Mais en même temps, M. Zéa-Bermudez était appelé au pouvoir. Or, son système se réduisait aux deux points que voici : 1° maintien du régime absolu

combiné avec certaines réformes administratives ; 2° consécration des droits d'Isabelle. En effet, quelques

améliorations secondaires furent tentées, et les Cortès par états convoquées à Madrid pour y prêter à Isabelle II, déclarée princesse des Asturies, le serment de fidélité. Vouloir le despotisme, c'était armer contre soi les partisans de la jeune reine, qui tous voulaient une constitution; reconnaître Isabelle, c'était armer contre soi les partisans du despotisme, qui tous s'étaient rangés sous la bannière de don Carlos. Rien n'était donc plus impolitique et moins durable que le système de M. Zéa. Les conséquences en furent d'une incroyable bizarrerie. Quoique lạ querelle de don Carlos et d'Isabelle en Espagne, celle de don Miguel et de dona Maria en Portugal, celle de Louis-Philippe et du duc de Bordeaux en France, ne découlassent point des mêmes causes et n'eussent point la même nature, il existait néanmoins entre don Carlos, don Miguel, le duc de Bordeaux d'une part, et de l'autre, Isabelle, dona Maria, Louis-Philippe, un lien politique fortement noué. C'est ce que M. Zéa fut conduit à méconnaître. Comme sujet d'Isabelle, il avait à combattre don Carlos : comme fauteur du despotisme, il eut à soutenir don Miguel, par qui don Carlos était encouragé et secouru.

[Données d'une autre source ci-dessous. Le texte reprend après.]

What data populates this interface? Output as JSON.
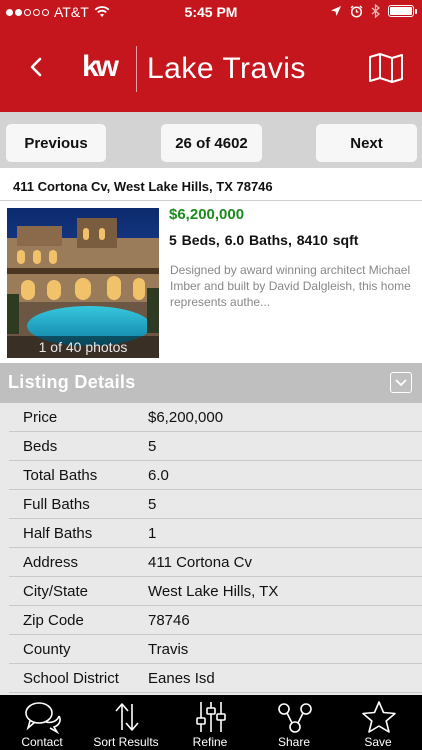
{
  "status_bar": {
    "carrier": "AT&T",
    "time": "5:45 PM"
  },
  "nav": {
    "logo": "kw",
    "title": "Lake Travis"
  },
  "pager": {
    "previous_label": "Previous",
    "position": "26 of 4602",
    "next_label": "Next"
  },
  "listing": {
    "address": "411 Cortona Cv, West Lake Hills, TX 78746",
    "price": "$6,200,000",
    "specs": "5 Beds,  6.0 Baths,  8410 sqft",
    "description": "Designed by award winning architect Michael Imber and built by David Dalgleish, this home represents authe...",
    "photo_caption": "1 of 40 photos"
  },
  "details": {
    "header": "Listing Details",
    "rows": [
      {
        "label": "Price",
        "value": "$6,200,000"
      },
      {
        "label": "Beds",
        "value": "5"
      },
      {
        "label": "Total Baths",
        "value": "6.0"
      },
      {
        "label": "Full Baths",
        "value": "5"
      },
      {
        "label": "Half Baths",
        "value": "1"
      },
      {
        "label": "Address",
        "value": "411 Cortona Cv"
      },
      {
        "label": "City/State",
        "value": "West Lake Hills, TX"
      },
      {
        "label": "Zip Code",
        "value": "78746"
      },
      {
        "label": "County",
        "value": "Travis"
      },
      {
        "label": "School District",
        "value": "Eanes Isd"
      }
    ]
  },
  "tabs": [
    {
      "label": "Contact",
      "icon": "chat-bubbles-icon"
    },
    {
      "label": "Sort Results",
      "icon": "sort-arrows-icon"
    },
    {
      "label": "Refine",
      "icon": "sliders-icon"
    },
    {
      "label": "Share",
      "icon": "share-icon"
    },
    {
      "label": "Save",
      "icon": "star-icon"
    }
  ],
  "colors": {
    "brand_red": "#c4161c",
    "price_green": "#1d8a1d",
    "tab_bar": "#000000",
    "section_header": "#bfbfbf"
  }
}
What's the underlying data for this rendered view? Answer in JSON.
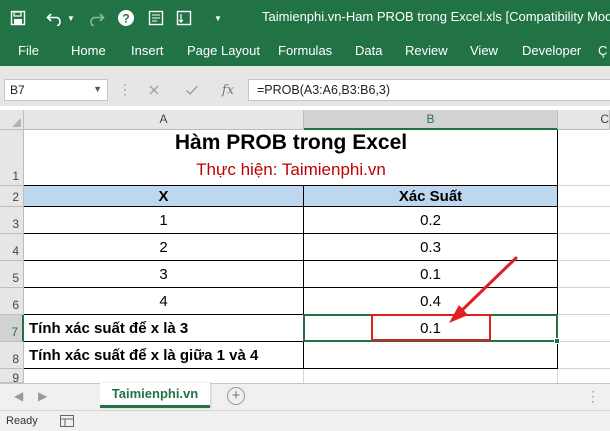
{
  "window": {
    "title": "Taimienphi.vn-Ham PROB trong Excel.xls  [Compatibility Mode]",
    "accent": "#217346"
  },
  "quick_access": [
    "save-icon",
    "undo-icon",
    "redo-icon",
    "help-icon",
    "form-icon",
    "customize-icon"
  ],
  "ribbon_tabs": [
    "File",
    "Home",
    "Insert",
    "Page Layout",
    "Formulas",
    "Data",
    "Review",
    "View",
    "Developer",
    "Ç"
  ],
  "formula_bar": {
    "name_box": "B7",
    "formula": "=PROB(A3:A6,B3:B6,3)",
    "fx_label": "fx"
  },
  "columns": [
    "A",
    "B",
    "C"
  ],
  "rows": [
    "1",
    "2",
    "3",
    "4",
    "5",
    "6",
    "7",
    "8",
    "9"
  ],
  "sheet": {
    "title": "Hàm PROB trong Excel",
    "subtitle": "Thực hiện: Taimienphi.vn",
    "subtitle_color": "#c00000",
    "header_fill": "#bdd7ee",
    "headers": [
      "X",
      "Xác Suất"
    ],
    "data": [
      {
        "x": "1",
        "p": "0.2"
      },
      {
        "x": "2",
        "p": "0.3"
      },
      {
        "x": "3",
        "p": "0.1"
      },
      {
        "x": "4",
        "p": "0.4"
      }
    ],
    "row7_label": "Tính xác suất để x là 3",
    "row7_value": "0.1",
    "row8_label": "Tính xác suất để x là giữa 1 và 4",
    "row8_value": ""
  },
  "sheet_tabs": {
    "active": "Taimienphi.vn",
    "add_label": "+"
  },
  "status": {
    "ready": "Ready"
  },
  "annotation": {
    "color": "#e02020"
  }
}
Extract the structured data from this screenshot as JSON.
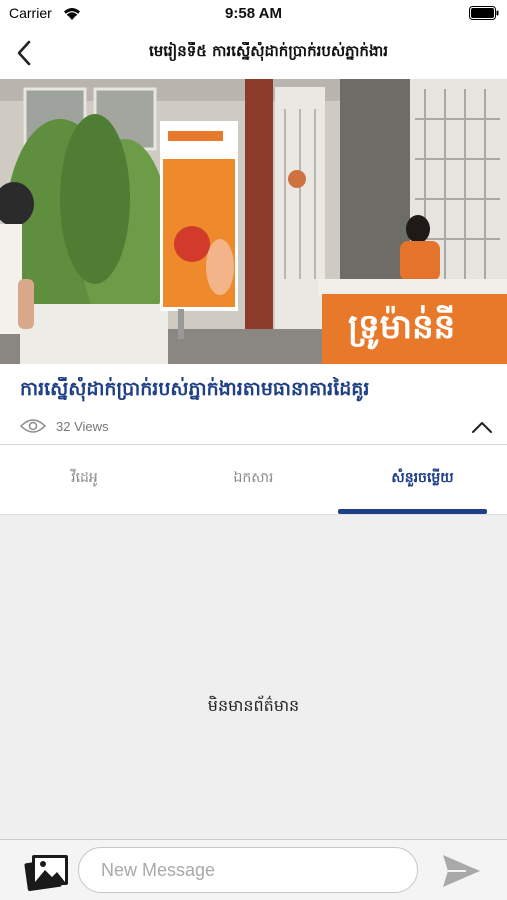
{
  "status_bar": {
    "carrier": "Carrier",
    "time": "9:58 AM"
  },
  "nav": {
    "title": "មេរៀនទី៥ ការស្នើសុំដាក់ប្រាក់របស់ភ្នាក់ងារ"
  },
  "video": {
    "sign_text": "ទ្រូម៉ាន់នី",
    "accent_color": "#e8782a"
  },
  "lesson": {
    "title": "ការស្នើសុំដាក់ប្រាក់របស់ភ្នាក់ងារតាមធានាគារដៃគូរ",
    "views": "32 Views"
  },
  "tabs": [
    {
      "label": "វីដេអូ",
      "active": false
    },
    {
      "label": "ឯកសារ",
      "active": false
    },
    {
      "label": "សំនួរចម្លើយ",
      "active": true
    }
  ],
  "content": {
    "empty_text": "មិនមានព័ត៌មាន"
  },
  "composer": {
    "placeholder": "New Message"
  },
  "colors": {
    "primary": "#1f3f86",
    "background": "#efefef"
  }
}
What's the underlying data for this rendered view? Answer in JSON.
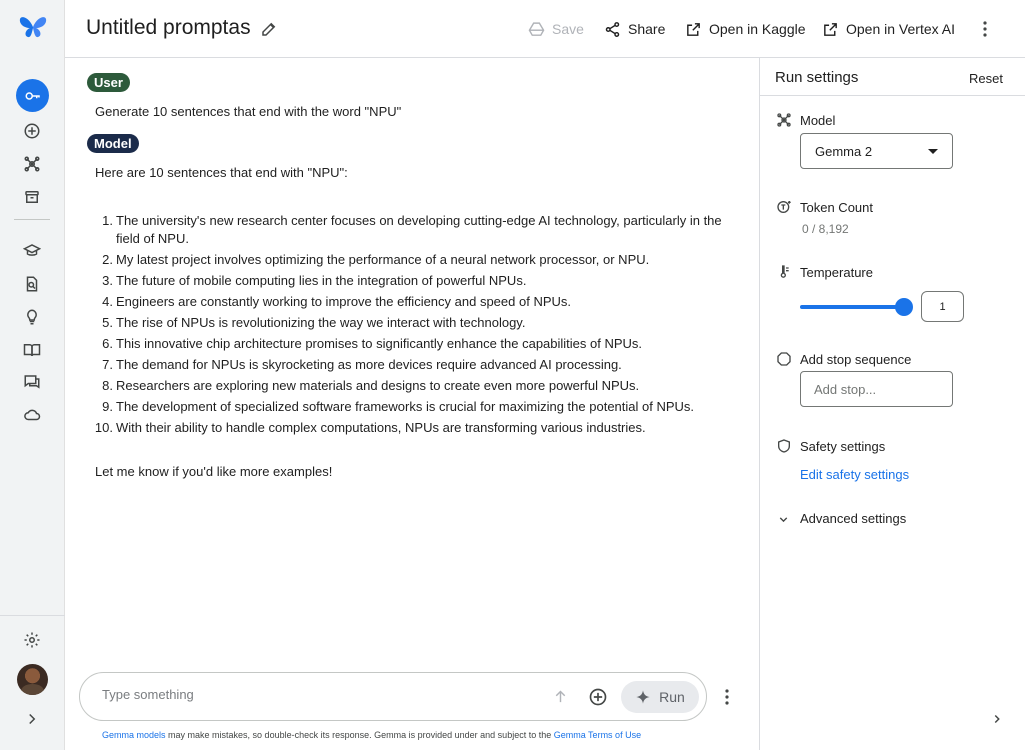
{
  "header": {
    "title": "Untitled promptas",
    "save_label": "Save",
    "share_label": "Share",
    "kaggle_label": "Open in Kaggle",
    "vertex_label": "Open in Vertex AI"
  },
  "rail": {
    "items": [
      "key-icon",
      "add-circle-icon",
      "model-icon",
      "archive-icon",
      "school-icon",
      "search-doc-icon",
      "lightbulb-icon",
      "book-icon",
      "chat-icon",
      "cloud-icon",
      "gear-icon"
    ]
  },
  "chat": {
    "user_chip": "User",
    "user_message": "Generate 10 sentences that end with the word \"NPU\"",
    "model_chip": "Model",
    "model_intro": "Here are 10 sentences that end with \"NPU\":",
    "items": [
      {
        "num": "1.",
        "text": "The university's new research center focuses on developing cutting-edge AI technology, particularly in the field of NPU."
      },
      {
        "num": "2.",
        "text": "My latest project involves optimizing the performance of a neural network processor, or NPU."
      },
      {
        "num": "3.",
        "text": "The future of mobile computing lies in the integration of powerful NPUs."
      },
      {
        "num": "4.",
        "text": "Engineers are constantly working to improve the efficiency and speed of NPUs."
      },
      {
        "num": "5.",
        "text": "The rise of NPUs is revolutionizing the way we interact with technology."
      },
      {
        "num": "6.",
        "text": "This innovative chip architecture promises to significantly enhance the capabilities of NPUs."
      },
      {
        "num": "7.",
        "text": "The demand for NPUs is skyrocketing as more devices require advanced AI processing."
      },
      {
        "num": "8.",
        "text": "Researchers are exploring new materials and designs to create even more powerful NPUs."
      },
      {
        "num": "9.",
        "text": "The development of specialized software frameworks is crucial for maximizing the potential of NPUs."
      },
      {
        "num": "10.",
        "text": "With their ability to handle complex computations, NPUs are transforming various industries."
      }
    ],
    "model_outro": "Let me know if you'd like more examples!"
  },
  "composer": {
    "placeholder": "Type something",
    "run_label": "Run",
    "disclaimer_link1": "Gemma models",
    "disclaimer_mid": " may make mistakes, so double-check its response. Gemma is provided under and subject to the ",
    "disclaimer_link2": "Gemma Terms of Use"
  },
  "panel": {
    "title": "Run settings",
    "reset_label": "Reset",
    "model_label": "Model",
    "model_value": "Gemma 2",
    "token_label": "Token Count",
    "token_value": "0 / 8,192",
    "temperature_label": "Temperature",
    "temperature_value": "1",
    "stop_label": "Add stop sequence",
    "stop_placeholder": "Add stop...",
    "safety_label": "Safety settings",
    "safety_link": "Edit safety settings",
    "advanced_label": "Advanced settings"
  },
  "colors": {
    "accent": "#1a73e8",
    "user_chip": "#2d5a3b",
    "model_chip": "#1b2b4a"
  }
}
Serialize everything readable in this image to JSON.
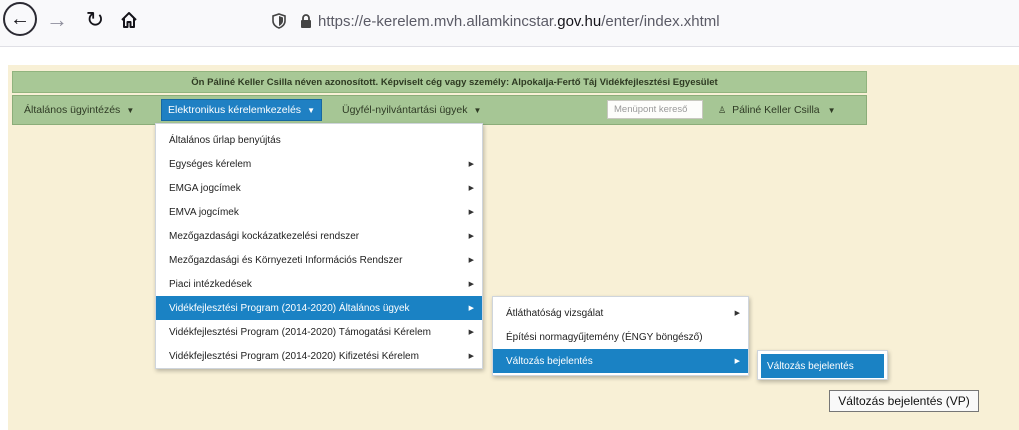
{
  "browser": {
    "url_prefix": "https://e-kerelem.mvh.allamkincstar.",
    "url_domain": "gov.hu",
    "url_path": "/enter/index.xhtml"
  },
  "infobar": {
    "text": "Ön Páliné Keller Csilla néven azonosított.  Képviselt cég vagy személy: Alpokalja-Fertő Táj Vidékfejlesztési Egyesület"
  },
  "menu": {
    "items": [
      {
        "label": "Általános ügyintézés"
      },
      {
        "label": "Elektronikus kérelemkezelés"
      },
      {
        "label": "Ügyfél-nyilvántartási ügyek"
      }
    ],
    "search_placeholder": "Menüpont kereső",
    "user_label": "Páliné Keller Csilla"
  },
  "dropdown1": [
    {
      "label": "Általános űrlap benyújtás",
      "sub": false
    },
    {
      "label": "Egységes kérelem",
      "sub": true
    },
    {
      "label": "EMGA jogcímek",
      "sub": true
    },
    {
      "label": "EMVA jogcímek",
      "sub": true
    },
    {
      "label": "Mezőgazdasági kockázatkezelési rendszer",
      "sub": true
    },
    {
      "label": "Mezőgazdasági és Környezeti Információs Rendszer",
      "sub": true
    },
    {
      "label": "Piaci intézkedések",
      "sub": true
    },
    {
      "label": "Vidékfejlesztési Program (2014-2020) Általános ügyek",
      "sub": true,
      "selected": true
    },
    {
      "label": "Vidékfejlesztési Program (2014-2020) Támogatási Kérelem",
      "sub": true
    },
    {
      "label": "Vidékfejlesztési Program (2014-2020) Kifizetési Kérelem",
      "sub": true
    }
  ],
  "dropdown2": [
    {
      "label": "Átláthatóság vizsgálat",
      "sub": true
    },
    {
      "label": "Építési normagyűjtemény (ÉNGY böngésző)",
      "sub": false
    },
    {
      "label": "Változás bejelentés",
      "sub": true,
      "selected": true
    }
  ],
  "dropdown3": [
    {
      "label": "Változás bejelentés",
      "selected": true
    }
  ],
  "tooltip": "Változás bejelentés (VP)"
}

Jamais résultats plus contradictoires ne dénoncèrent la fausseté d'un système politique. N'importe : ce système tenait tant de place dans les convictions de M. Zéa, qu'il mit à en poursuivre le succès une fermeté calme et noble dont auraient pu s'honorer les plus grands ministres. L'Angleterre lui ayant adressé des représentations assez vives

sur la forme qu'il donnait à ses sympathies pour don Miguel, il n'hésita pas à repondre avec hauteur, déclarant que, si les Anglais entraient en Portugal au nom de don Pédro, lui, au nom de don Miguel, il y ferait entrer sur-le-champ les Espagnols.

Voilà sur quels principes reposait la politique de l'Espagne, lorsque, le 29 septembre 1853, Ferdinand VII rendit le dernier soupir. Sa vie n'avait été qu’un tissu de basses bouffonneries associées à des instincts de cruauté. Son imbécillité sanguinaire l'avait fait tour-à-tour esclave de son entourage et tyran de son peuple. Il mourait, léguant à sa jeune femme une régence orageuse; à sa fille, encore enfant, une royauté en litige; à son pays, la guerre civile.

La mort du roi d'Espagne ne fut pas plus tôt connue à Paris, que le Conseil s'assembla. Reconnaîtrait-on la jeune Isabelle ?

C'était renverser l'oeuvre accomplie par Louis XIV, lorsqu'il avait fait passerles Pyrénées, non-seulement à son petit-fils, mais encore à ce droit salique, si essentiellement français. Or, le maintien du droit salique en Espagne était du plus haut intérêt pour la France, puisqu'il écartait d'elle tous les périls d'un mariage qui aurait pu rendre l'Espagne anglaise, ou faire revivre à Madrid l'influence autrichienne. Convenait-il de rendre possible quelque autre Charles-Quint ? Y avait-il prudence à tenir ouverte aux Anglais, pour qu'ils vinssent nous attaquer par terre, la porte des Pyrénées ? Nous menacér en débarquant sur nos côtes, l'Angleterre ne le

peut sans courir risque d'être jetée à la mer; mais, du côté des Pyrénées, ses agressions sont bien plus sûres pour elle, bien plus dangereuses pour nous. Au point de vue national, il importait donc d'émpêcher, en prenant parti pour don Carlos, qu'une femme n'appelât un beau jour sur le trône d'Espagne un prince étranger, et ne nous privât ainsi d'une alliance indispensable.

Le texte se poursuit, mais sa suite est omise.